Depuis l'aube des temps, le métier de chef attire la convoitise du plus grand nombre. A tel point que, partout dans le monde, des enfants, dès qu'ils arrivent à admettre qu'il faut faire quelque chose dans la vie, expriment le souhait de devenir chef, une fois parvenus à l'âge adulte. Même en cette période passionnée et idéaliste du hirak, le brave peuple algérien dans son entier, s'il ne tenait qu'à lui, se verrait volontiers être promu, par exemple, patron ou Président-directeur général. La carrière de chef séduit beaucoup de gens car ils la rattachent à l'exercice d'un pouvoir qui est d'abord synonyme, à leurs yeux, de faveurs et de privilèges. En particulier dans des pays comme le nôtre où le respect des droits des citoyens par les différents types d'autorité censés réguler la société, n'est hélas pas toujours observé à la lettre, et dans lesquels le droit des chefs prime parfois (ou souvent) sur le droit.

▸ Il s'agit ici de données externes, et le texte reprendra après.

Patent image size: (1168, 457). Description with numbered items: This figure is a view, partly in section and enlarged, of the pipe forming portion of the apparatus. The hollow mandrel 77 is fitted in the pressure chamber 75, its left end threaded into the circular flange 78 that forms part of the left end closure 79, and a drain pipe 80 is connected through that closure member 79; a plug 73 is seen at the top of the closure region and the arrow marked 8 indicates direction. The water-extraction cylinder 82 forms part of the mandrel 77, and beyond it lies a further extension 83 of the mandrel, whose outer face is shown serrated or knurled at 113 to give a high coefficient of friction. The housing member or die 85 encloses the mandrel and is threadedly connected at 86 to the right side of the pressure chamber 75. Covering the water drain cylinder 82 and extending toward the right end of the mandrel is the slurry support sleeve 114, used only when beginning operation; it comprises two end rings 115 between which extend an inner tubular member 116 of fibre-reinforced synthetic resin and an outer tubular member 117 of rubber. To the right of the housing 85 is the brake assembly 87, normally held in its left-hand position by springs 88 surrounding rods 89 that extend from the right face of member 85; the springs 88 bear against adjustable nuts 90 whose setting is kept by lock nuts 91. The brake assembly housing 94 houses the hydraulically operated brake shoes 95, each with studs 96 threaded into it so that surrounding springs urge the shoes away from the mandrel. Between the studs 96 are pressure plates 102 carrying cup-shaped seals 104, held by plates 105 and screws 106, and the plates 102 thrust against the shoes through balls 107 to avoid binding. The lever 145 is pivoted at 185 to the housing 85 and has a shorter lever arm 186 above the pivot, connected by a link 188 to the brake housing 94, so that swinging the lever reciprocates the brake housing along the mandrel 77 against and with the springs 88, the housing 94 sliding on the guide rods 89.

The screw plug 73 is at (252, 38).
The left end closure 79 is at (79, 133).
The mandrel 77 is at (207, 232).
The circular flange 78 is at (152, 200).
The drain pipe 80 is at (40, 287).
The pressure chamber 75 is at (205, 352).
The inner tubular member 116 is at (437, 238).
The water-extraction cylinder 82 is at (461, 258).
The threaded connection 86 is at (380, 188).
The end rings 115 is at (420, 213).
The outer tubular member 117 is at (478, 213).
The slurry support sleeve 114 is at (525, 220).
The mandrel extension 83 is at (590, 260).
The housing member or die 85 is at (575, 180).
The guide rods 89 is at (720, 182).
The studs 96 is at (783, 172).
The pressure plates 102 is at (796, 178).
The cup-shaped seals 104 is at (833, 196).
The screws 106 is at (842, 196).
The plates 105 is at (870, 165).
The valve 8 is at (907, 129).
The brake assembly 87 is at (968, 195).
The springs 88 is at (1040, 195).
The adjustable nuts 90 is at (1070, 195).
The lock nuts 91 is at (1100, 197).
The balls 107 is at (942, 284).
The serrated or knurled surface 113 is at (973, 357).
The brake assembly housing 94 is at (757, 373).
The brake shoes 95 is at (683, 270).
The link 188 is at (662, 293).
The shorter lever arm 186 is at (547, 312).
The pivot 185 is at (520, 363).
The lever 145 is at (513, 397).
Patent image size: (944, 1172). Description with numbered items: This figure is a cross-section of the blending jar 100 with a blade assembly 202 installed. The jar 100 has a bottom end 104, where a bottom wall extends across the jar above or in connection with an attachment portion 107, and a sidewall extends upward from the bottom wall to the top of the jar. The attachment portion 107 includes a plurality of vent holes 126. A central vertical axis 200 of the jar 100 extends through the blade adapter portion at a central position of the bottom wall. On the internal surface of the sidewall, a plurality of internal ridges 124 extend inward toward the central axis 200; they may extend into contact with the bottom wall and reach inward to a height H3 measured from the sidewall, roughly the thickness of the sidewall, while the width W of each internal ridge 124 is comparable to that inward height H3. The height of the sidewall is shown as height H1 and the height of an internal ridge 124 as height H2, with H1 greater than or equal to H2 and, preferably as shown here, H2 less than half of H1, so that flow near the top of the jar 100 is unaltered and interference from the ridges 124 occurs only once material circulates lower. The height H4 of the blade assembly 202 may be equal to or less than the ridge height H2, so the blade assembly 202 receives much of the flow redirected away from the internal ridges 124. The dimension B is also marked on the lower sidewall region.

L'absence ou le manque de démocratie et peut-être la piètre carrure humaine et professionnelle de certains chefs (à différents échelons et dans divers domaines) sont les principales raisons qui conduisent ces derniers à user et abuser de leur autorité, à faire fi des conseils et des points de vue critiques, à récidiver dans les diagnostics et les décisions erronés, à dévoyer les notions, pourtant capitales, de service public et d'intérêt général. Mais c'est également dans ces infortunés pays du tiers-monde que des femmes et des hommes essaient d'accomplir avec dignité, chaque jour que Dieu fait, leur difficile métier de vivre. Mahatma Gandhi filait lui-même sa laine et marchait pieds nus dans les rues de Bombay. Plus modestement, cet ancien responsable de la Santé d'une wilaya de l'intérieur de l'Algérie avait toujours sur lui deux stylos: l'un qu'il payait de sa poche pour écrire ses lettres personnelles et l'autre, fourni par l'administration, qu'il utilisait pour traiter son courrier de bureau. Le grand privilège dans la vie n'est pas de commander mais de servir. Et le seul commandement qui vaille, ici-bas, est d'essayer d'être utile et de se mettre au service d'une noble cause ou d'un grand dessein. Sinon, à part ça, tout le monde a le droit d'être chef. Même si, d'une certaine manière, nous le sommes tous, un petit peu... Chef de nos moutons, de nos illusions et de nos regrets.